[review] new string type

Thu Dec 2 13:24:03 PST 2010

On Wed, 01 Dec 2010 21:13:35 -0500, Ellery Newcomer  
<ellery-newcomer at utulsa.edu> wrote:

> On 12/01/2010 03:35 PM, Steven Schveighoffer wrote:
>> On Tue, 30 Nov 2010 18:31:05 -0500, Ellery Newcomer
>>>
>>> There definitely is value in being able to index and slice into utf
>>> strings without resulting in invalid utf, but I think the fact that it
>>> indexes on code unit and returns code point is sufficiently strange
>>> that it qualifies as abuse of operator overloading.
>>
>> Maybe :) The other alternative is to throw an exception if you try to
>> access a code unit that is not the beginning of a code point.
>>
>> That might actually be less weird, I'll try doing that on the next
>> iteration.
>
> in my mind, the problem isn't so much indexing an intermediate code unit  
> gets you earlier code units (it's a little strange, and I'm not sure  
> whether greater strictness would be better - on the one hand, less  
> strictness would be more tolerant of bugs and make it that much more  
> difficult to detect them, but on the other hand if you were doing  
> something like getting a random or approximate slice into your string,  
> less strictness would mean that much less annoyance, though I have no  
> idea why you would want to do that) as it is just the difference between  
> the two and the confusion that it's bound to cause the noobies.

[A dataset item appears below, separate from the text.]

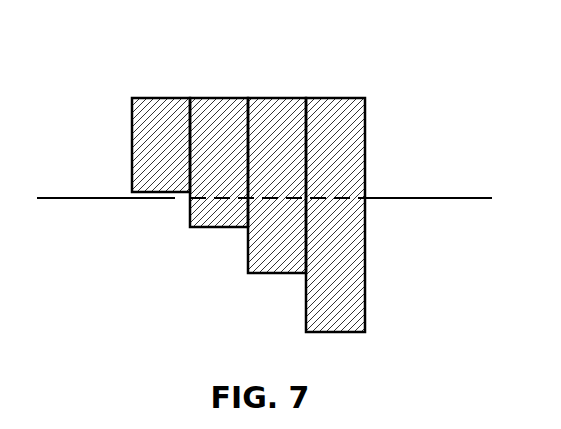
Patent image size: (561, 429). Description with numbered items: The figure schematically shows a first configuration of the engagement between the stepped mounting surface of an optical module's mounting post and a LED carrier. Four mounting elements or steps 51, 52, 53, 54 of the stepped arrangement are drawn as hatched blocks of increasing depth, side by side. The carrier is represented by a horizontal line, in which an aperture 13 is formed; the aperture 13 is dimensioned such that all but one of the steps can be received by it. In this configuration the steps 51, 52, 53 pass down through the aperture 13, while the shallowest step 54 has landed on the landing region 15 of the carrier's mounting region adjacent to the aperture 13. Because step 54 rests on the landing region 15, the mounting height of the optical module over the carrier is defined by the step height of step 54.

Yes, it does seem odd, but then again, how often do you need the  
individual characters of a string?  I wrote php code for about 6 months as  
a full time job before I found I needed to access individual characters,  
and then I had to look up how to do it :)  It's just not a common thing.

Typically, the index you use is calculated from something like find, and  
you don't care what it is, as long as it's storable and persistent.

>> I find that iteration over string characters using index is a very rare
>> thing anyways, you either use foreach, which should give you dchars, or
>> you use something like find, which should never give you an invalid  
>> index.
>>
>> -Steve
>
> find was the counterargument I had in mind for keeping the operator  
> overload, as something like
>
> s[find(s,'\u2729') .. s.codeUnits]
>
> is just a bit better than
>
> s.codePointSliceAt(find(s,'\u2729'), s.codeUnits);
>
> I really don't know.

Ugh, yes, and actually, that reminds me I should define opDollar.

>
> One thing that strikes me, though, if you're going to keep opIndex, is  
> that being able to do
>
> foreach(size_t codeuniti, dchar c; s){
>
> }
>
> would be nice. Actually, it looks like you can do that with current  
> strings.

At this point, you can't do that except via opApply, and I didn't want to  
inject that in fear that it would be pointed out as a drawback.

It would be nice if we could define a way to do that via ranges...

-Steve